Dalla terza moglie ha tre figli, Johnny Scott (anche lui attore con il nome di Johnny Weissmüller Jr.), Wendy Anne e Heidi Elizabeth Weissmüller.

Alla fine degli anni ’50 Weissmüller lascia il mondo dello spettacolo. Nel 1970 apre una piscina e presta il suo nome ad altre attività commerciali, ma senza ottenere il successo desiderato. Nel 1965 si ritira in Florida a Fort Lauderdale. Fonda “l’International Swimming Hall of Fame”, diventandone presidente. Sempre nel ’70 presenzia i “Giochi del Commonwealth” in Jamaica e viene presentato alla Regina Elisabetta II.

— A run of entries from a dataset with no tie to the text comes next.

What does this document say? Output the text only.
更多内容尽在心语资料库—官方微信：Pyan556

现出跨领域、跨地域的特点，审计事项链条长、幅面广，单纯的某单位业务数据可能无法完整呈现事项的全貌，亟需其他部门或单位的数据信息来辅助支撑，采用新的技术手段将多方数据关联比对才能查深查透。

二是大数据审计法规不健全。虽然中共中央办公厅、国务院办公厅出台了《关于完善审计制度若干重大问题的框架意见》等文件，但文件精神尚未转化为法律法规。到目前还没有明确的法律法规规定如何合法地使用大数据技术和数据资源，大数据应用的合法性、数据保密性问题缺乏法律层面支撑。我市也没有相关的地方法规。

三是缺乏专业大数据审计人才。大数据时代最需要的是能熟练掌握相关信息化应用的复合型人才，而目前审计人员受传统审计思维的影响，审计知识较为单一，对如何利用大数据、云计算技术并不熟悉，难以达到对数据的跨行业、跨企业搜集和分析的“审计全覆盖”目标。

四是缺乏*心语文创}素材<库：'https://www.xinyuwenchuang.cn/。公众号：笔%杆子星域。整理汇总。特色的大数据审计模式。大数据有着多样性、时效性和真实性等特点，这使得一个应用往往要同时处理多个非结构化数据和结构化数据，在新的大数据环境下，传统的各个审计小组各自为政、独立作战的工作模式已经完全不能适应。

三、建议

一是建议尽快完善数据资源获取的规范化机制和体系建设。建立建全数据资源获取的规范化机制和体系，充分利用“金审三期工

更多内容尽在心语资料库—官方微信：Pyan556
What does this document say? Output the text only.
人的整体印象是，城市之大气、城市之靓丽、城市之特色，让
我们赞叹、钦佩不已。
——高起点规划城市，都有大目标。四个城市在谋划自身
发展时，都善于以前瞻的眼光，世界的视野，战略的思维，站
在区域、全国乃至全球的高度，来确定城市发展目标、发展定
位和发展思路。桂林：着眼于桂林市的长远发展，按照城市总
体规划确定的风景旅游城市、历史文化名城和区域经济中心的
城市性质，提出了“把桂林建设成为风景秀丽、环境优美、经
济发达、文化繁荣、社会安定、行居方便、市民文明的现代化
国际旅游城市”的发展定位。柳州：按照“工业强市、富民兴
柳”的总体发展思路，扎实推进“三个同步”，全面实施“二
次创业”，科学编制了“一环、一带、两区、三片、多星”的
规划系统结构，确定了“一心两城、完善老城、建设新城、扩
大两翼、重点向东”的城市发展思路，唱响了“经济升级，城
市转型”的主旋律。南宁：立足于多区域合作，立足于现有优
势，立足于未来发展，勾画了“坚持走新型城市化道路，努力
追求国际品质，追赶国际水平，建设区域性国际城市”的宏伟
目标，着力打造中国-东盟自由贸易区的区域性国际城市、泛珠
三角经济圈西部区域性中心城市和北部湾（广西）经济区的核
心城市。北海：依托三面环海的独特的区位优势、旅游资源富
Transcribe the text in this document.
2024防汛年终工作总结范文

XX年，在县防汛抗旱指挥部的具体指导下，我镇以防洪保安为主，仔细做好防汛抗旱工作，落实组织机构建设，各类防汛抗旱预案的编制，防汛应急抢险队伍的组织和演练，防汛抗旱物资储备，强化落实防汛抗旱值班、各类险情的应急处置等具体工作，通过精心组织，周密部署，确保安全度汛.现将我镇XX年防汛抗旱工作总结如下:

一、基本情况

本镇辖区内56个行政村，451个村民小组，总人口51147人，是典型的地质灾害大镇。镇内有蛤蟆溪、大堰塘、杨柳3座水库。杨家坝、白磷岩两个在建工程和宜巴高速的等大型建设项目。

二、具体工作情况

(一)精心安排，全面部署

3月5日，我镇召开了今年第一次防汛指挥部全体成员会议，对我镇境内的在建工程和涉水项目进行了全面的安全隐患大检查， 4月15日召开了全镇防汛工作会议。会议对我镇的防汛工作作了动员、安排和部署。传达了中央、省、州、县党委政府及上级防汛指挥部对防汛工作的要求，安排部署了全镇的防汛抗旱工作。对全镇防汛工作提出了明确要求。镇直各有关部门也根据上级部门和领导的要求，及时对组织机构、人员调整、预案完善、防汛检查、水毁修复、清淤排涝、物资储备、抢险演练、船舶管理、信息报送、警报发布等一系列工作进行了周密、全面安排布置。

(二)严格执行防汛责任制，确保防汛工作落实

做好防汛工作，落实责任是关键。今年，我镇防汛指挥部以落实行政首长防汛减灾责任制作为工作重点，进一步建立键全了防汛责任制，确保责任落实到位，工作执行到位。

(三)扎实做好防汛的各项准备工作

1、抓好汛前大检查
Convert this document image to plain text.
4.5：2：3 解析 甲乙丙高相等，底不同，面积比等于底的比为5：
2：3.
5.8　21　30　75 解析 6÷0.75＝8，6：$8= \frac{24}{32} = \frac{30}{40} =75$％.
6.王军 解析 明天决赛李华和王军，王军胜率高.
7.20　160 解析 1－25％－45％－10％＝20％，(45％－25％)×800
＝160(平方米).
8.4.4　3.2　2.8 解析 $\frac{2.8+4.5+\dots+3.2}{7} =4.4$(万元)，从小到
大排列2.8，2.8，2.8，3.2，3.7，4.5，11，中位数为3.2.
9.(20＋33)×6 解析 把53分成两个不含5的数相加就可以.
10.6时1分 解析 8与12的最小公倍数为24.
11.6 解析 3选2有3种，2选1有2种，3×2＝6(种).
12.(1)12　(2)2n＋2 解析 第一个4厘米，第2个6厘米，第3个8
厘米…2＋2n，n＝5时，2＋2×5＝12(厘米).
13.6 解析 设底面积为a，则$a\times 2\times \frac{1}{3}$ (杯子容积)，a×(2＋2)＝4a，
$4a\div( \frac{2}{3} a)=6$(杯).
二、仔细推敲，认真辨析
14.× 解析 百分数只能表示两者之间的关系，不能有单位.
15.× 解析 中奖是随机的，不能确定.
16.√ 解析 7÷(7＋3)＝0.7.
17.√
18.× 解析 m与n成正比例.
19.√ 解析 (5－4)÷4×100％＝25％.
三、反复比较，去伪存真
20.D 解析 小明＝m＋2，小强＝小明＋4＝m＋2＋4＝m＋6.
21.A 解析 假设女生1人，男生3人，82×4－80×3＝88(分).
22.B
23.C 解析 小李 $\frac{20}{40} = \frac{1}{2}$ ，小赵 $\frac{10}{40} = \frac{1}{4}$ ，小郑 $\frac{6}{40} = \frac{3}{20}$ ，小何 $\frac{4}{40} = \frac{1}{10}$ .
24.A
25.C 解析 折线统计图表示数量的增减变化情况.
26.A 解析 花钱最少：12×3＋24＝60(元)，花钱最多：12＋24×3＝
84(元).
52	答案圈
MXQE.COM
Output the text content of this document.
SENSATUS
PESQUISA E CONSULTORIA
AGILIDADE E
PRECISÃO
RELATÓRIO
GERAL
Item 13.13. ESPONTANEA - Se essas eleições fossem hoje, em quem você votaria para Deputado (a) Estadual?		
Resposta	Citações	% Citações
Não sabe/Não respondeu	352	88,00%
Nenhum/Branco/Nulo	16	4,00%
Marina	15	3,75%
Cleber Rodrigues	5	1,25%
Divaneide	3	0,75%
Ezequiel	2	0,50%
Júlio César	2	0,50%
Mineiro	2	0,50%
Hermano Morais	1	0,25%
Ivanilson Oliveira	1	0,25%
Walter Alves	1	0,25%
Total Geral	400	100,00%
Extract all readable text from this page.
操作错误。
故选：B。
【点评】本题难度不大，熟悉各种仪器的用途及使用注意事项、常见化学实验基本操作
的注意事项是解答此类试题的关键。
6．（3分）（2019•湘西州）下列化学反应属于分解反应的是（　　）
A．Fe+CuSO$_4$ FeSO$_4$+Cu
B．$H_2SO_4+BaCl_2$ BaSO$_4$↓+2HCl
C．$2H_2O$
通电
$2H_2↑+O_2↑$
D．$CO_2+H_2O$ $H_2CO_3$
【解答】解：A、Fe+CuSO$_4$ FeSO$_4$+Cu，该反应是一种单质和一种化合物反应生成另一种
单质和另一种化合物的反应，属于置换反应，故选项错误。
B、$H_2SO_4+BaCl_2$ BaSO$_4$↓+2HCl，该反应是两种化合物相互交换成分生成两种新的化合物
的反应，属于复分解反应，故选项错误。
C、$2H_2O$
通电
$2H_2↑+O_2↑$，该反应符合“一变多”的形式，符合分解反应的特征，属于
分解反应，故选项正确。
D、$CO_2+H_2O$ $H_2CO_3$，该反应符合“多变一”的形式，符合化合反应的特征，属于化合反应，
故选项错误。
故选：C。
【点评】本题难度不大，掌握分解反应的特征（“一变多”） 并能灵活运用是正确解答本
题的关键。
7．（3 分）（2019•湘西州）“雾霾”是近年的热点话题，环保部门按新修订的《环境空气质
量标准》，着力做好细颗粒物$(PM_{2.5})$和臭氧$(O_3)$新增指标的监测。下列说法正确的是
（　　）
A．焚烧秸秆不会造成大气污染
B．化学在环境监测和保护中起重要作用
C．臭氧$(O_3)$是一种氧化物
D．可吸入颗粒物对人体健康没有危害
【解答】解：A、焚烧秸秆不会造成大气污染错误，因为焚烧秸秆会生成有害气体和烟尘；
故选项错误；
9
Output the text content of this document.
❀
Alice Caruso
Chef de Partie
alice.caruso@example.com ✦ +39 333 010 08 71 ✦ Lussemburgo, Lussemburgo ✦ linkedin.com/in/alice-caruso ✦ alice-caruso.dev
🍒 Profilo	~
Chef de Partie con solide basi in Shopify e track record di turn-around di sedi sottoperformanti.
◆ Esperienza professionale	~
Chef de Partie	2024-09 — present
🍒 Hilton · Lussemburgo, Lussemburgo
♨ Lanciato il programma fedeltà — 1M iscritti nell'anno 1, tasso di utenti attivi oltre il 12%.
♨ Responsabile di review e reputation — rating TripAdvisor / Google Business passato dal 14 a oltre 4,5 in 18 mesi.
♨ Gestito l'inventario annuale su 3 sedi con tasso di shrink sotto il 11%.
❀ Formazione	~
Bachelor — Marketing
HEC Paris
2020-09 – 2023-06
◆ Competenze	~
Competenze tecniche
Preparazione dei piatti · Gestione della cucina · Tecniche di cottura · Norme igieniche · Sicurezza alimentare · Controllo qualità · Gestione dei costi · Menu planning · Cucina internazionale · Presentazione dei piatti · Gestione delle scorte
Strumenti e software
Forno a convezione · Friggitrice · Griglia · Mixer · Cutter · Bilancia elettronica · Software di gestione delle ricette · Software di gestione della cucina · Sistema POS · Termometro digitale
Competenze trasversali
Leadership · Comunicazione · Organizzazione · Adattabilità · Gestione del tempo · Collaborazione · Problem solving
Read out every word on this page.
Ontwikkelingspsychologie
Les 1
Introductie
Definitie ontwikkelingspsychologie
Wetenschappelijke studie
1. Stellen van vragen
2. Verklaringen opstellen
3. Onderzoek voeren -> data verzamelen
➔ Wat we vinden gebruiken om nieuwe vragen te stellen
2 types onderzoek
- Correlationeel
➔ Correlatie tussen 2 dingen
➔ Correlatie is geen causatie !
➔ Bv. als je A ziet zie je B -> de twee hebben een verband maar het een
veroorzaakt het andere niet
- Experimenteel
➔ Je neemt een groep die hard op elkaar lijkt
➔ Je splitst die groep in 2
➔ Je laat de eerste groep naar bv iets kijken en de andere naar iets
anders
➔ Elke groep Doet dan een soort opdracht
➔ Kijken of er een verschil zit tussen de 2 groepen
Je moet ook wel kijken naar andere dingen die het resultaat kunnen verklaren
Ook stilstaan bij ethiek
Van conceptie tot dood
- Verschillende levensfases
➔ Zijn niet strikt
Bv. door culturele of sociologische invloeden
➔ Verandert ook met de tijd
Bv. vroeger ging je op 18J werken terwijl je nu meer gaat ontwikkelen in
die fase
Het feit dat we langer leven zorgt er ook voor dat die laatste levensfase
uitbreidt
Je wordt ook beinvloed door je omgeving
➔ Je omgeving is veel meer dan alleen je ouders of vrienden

Nel 1973 lascia la Florida per andare a vivere a Las Vegas dove si dedica per qualche tempo alle relazioni pubbliche per “MGM Grand Hotel”. Nel 1974 si frattura un’anca ed una gamba. Durante la degenza, nonostante la notevole prestanza fisica e una vita dedicata agli esercizi quotidiani e al nuoto, viene a conoscenza che il suo cuore è in cattive condizioni.

Nel 1976 appare per l’ultima volta sia sul grande schermo che in pubblico, quando è stato inserito nella “Hall of Fame” del Body Building.

L’anno seguente viene colpito diverse volte da attacchi cardiaci. In seguito ad un lungo ricovero si trasferisce assieme all’ultima moglie Maria ad Acapulco, in Messico. Qui morirà il 20 gennaio 1984 a causa di un edema polmonare.